The plans for her and her unborn child after summer are something Alice can't bring herself to think about. While trying to take her mind off her own misery Alice becomes embroiled in the tragic events of the history of the families who have lived at the manor. However, the housekeeper and friend to her mother is reluctant to talk about the tragic events of the past.
There are lots of secrets at Fiercombe and Alice begins to feel uneasy as she compares her own life with those from the past. A compelling and evocative read. I asked Kate some questions.
DO YOU BELIEVE IN GHOSTS? Not as such, though in a strange way I'd quite like to be proved wrong. What I definitely do believe in is a kind of echo of what went before - old houses, to me, always have more atmosphere than new places.
Some people would probably find it creepy, but I like thinking about all the people who have lived in my house since it was built in the 1700s. That sense of continuity is oddly comforting to me.
WHAT CAME FIRST WITH THIS BOOK, THE CHARACTERS, THE PLOT OR THE SETTING? Definitely the setting. It's based on a real place in Gloucestershire called Owlpen Manor and, though the plot is entirely fictional, there is lots of Owlpen in my Fiercombe.
When I went to stay on the estate for a travel piece I was writing in my journalism days, I just fell in love with the place.

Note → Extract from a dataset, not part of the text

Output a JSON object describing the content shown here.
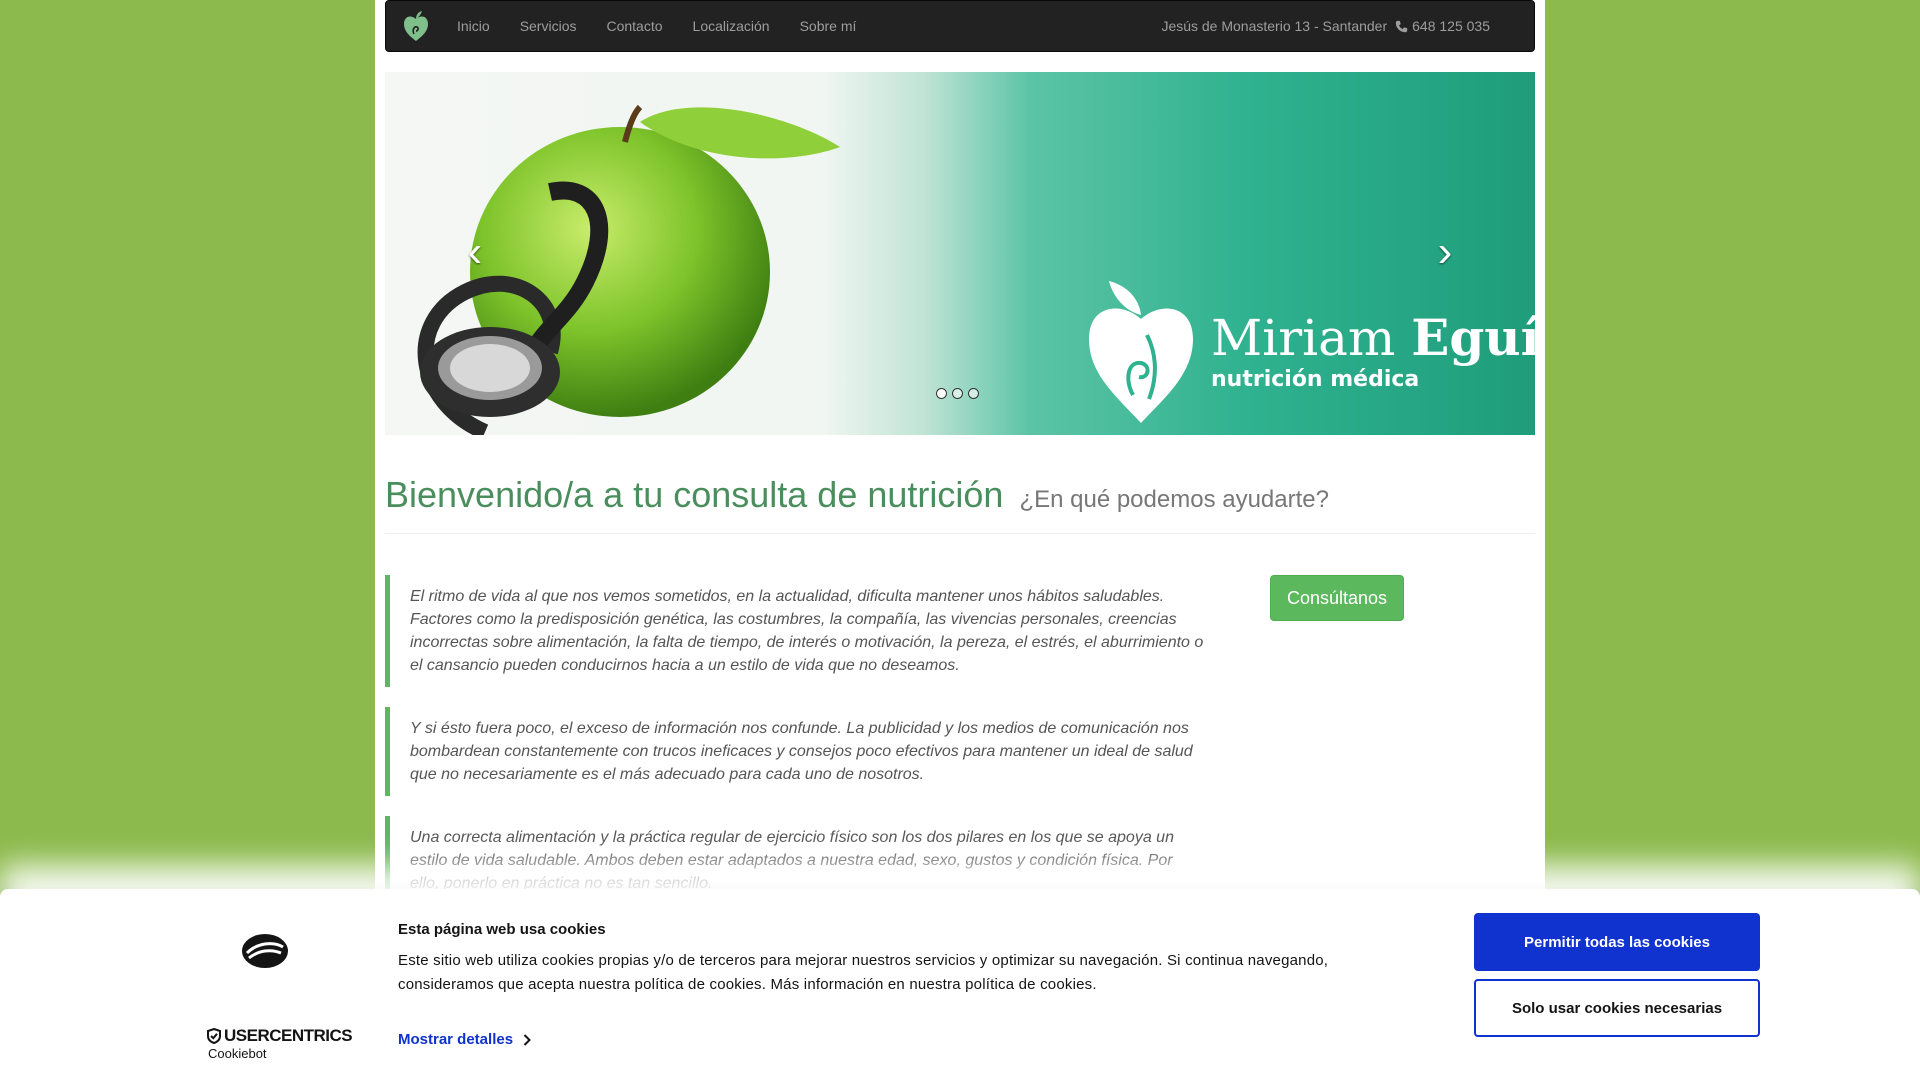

The first scene I wrote was Alice's arrival there, even though I didn't know at that point who she was or what she was doing there.

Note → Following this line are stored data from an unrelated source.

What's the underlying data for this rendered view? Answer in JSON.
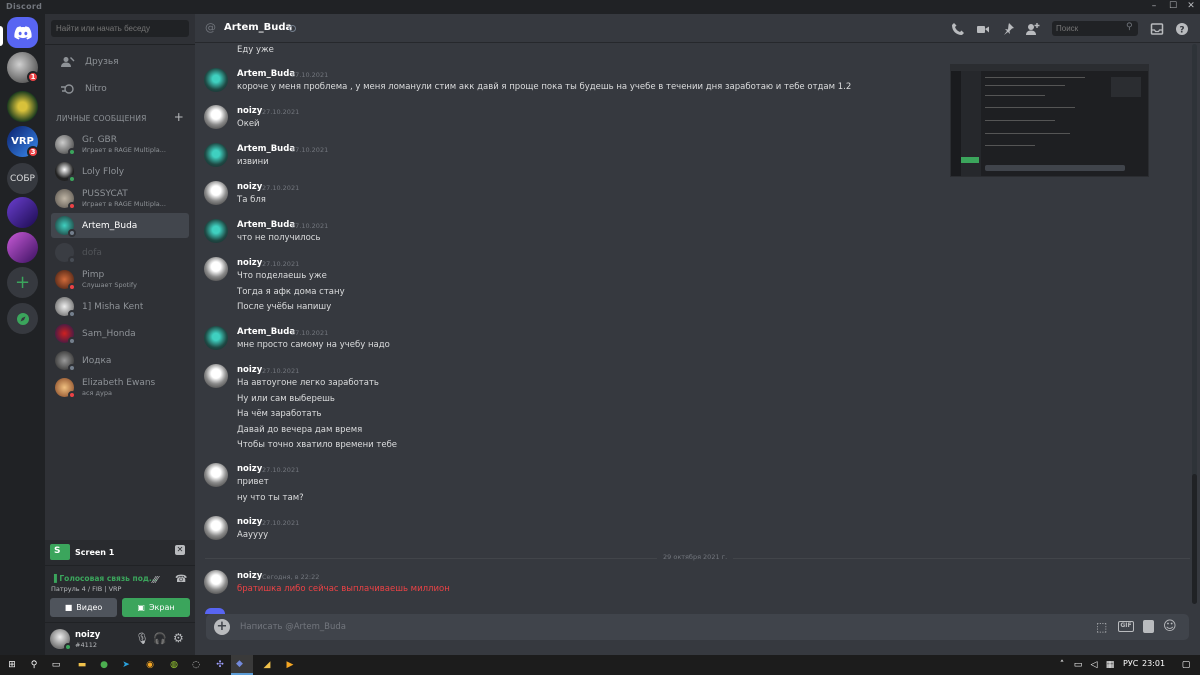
{
  "window": {
    "app_name": "Discord"
  },
  "guilds": [
    {
      "label": "",
      "badge": "1"
    },
    {
      "label": "",
      "badge": ""
    },
    {
      "label": "",
      "badge": "3"
    },
    {
      "label": "СОБР",
      "badge": ""
    },
    {
      "label": "",
      "badge": ""
    },
    {
      "label": "",
      "badge": ""
    }
  ],
  "sidebar": {
    "search_placeholder": "Найти или начать беседу",
    "friends_label": "Друзья",
    "nitro_label": "Nitro",
    "dm_header": "ЛИЧНЫЕ СООБЩЕНИЯ",
    "dms": [
      {
        "name": "Gr. GBR",
        "sub": "Играет в RAGE Multipla...",
        "status": "online"
      },
      {
        "name": "Loly Floly",
        "sub": "",
        "status": "online"
      },
      {
        "name": "PUSSYCAT",
        "sub": "Играет в RAGE Multipla...",
        "status": "dnd"
      },
      {
        "name": "Artem_Buda",
        "sub": "",
        "status": "offline"
      },
      {
        "name": "dofa",
        "sub": "",
        "status": "offline"
      },
      {
        "name": "Pimp",
        "sub": "Слушает Spotify",
        "status": "dnd"
      },
      {
        "name": "1] Misha Kent",
        "sub": "",
        "status": "offline"
      },
      {
        "name": "Sam_Honda",
        "sub": "",
        "status": "offline"
      },
      {
        "name": "Йодка",
        "sub": "",
        "status": "offline"
      },
      {
        "name": "Elizabeth Ewans",
        "sub": "ася дура",
        "status": "dnd"
      }
    ]
  },
  "screen_panel": {
    "title": "Screen 1",
    "voice_status": "Голосовая связь под...",
    "voice_channel": "Патруль 4 / FIB | VRP",
    "video_label": "Видео",
    "screen_label": "Экран"
  },
  "user": {
    "name": "noizy",
    "tag": "#4112"
  },
  "chat": {
    "channel_name": "Artem_Buda",
    "search_placeholder": "Поиск",
    "first_line": "Еду уже",
    "messages": [
      {
        "author": "Artem_Buda",
        "time": "27.10.2021",
        "lines": [
          "короче у меня проблема ,  у меня ломанули стим акк давй я проще пока ты будешь на учебе в течении дня заработаю и тебе отдам 1.2"
        ]
      },
      {
        "author": "noizy",
        "time": "27.10.2021",
        "lines": [
          "Окей"
        ]
      },
      {
        "author": "Artem_Buda",
        "time": "27.10.2021",
        "lines": [
          "извини"
        ]
      },
      {
        "author": "noizy",
        "time": "27.10.2021",
        "lines": [
          "Та бля"
        ]
      },
      {
        "author": "Artem_Buda",
        "time": "27.10.2021",
        "lines": [
          "что не получилось"
        ]
      },
      {
        "author": "noizy",
        "time": "27.10.2021",
        "lines": [
          "Что поделаешь уже",
          "Тогда я афк дома стану",
          "После учёбы напишу"
        ]
      },
      {
        "author": "Artem_Buda",
        "time": "27.10.2021",
        "lines": [
          "мне просто самому на учебу надо"
        ]
      },
      {
        "author": "noizy",
        "time": "27.10.2021",
        "lines": [
          "На автоугоне легко заработать",
          "Ну или сам выберешь",
          "На чём заработать",
          "Давай до вечера дам время",
          "Чтобы точно хватило времени тебе"
        ]
      },
      {
        "author": "noizy",
        "time": "27.10.2021",
        "lines": [
          "привет",
          "ну что ты там?"
        ]
      },
      {
        "author": "noizy",
        "time": "27.10.2021",
        "lines": [
          "Аауууу"
        ]
      },
      {
        "author": "noizy",
        "time": "Сегодня, в 22:22",
        "lines": [
          "братишка либо сейчас выплачиваешь миллион"
        ]
      }
    ],
    "divider_text": "29 октября 2021 г.",
    "composer_placeholder": "Написать @Artem_Buda"
  },
  "taskbar": {
    "language": "РУС",
    "time": "23:01"
  },
  "colors": {
    "accent": "#5865f2",
    "online": "#3ba55c",
    "dnd": "#ed4245",
    "offline": "#747f8d",
    "screen_button": "#3ba55c"
  }
}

WHAT IS THE SECRET TO DESCRIBING A PLACE (LIKE FIERCOMBE MANOR) SO THAT READERS CAN PICTURE IT IN THEIR MINDS WITHOUT GOING INTO SO MUCH DETAIL THAT THEY SKIP TO THE NEXT DIALOGUE? Setting has always been really important to me as a reader - and I was a reader way before I was a writer. For me, it establishes the atmosphere and tone, and ultimately creates the world I want to retreat back into when I pick up the book again. To build that world you have to make something vivid and almost visceral; as clear in your mind's eye as a set in a film. So I think it's important to write cinematically but also not neglect the senses that film can't convey, such as smell. I think if it's evocative and immersive enough, people won't skip to the dialogue; they'll almost experience it as if they were there themselves. Establishing a place doesn't have to mean pages of description, either. A character looking nervously over her shoulder down a dark passage tells you just as much as describing the literal look of the passage itself.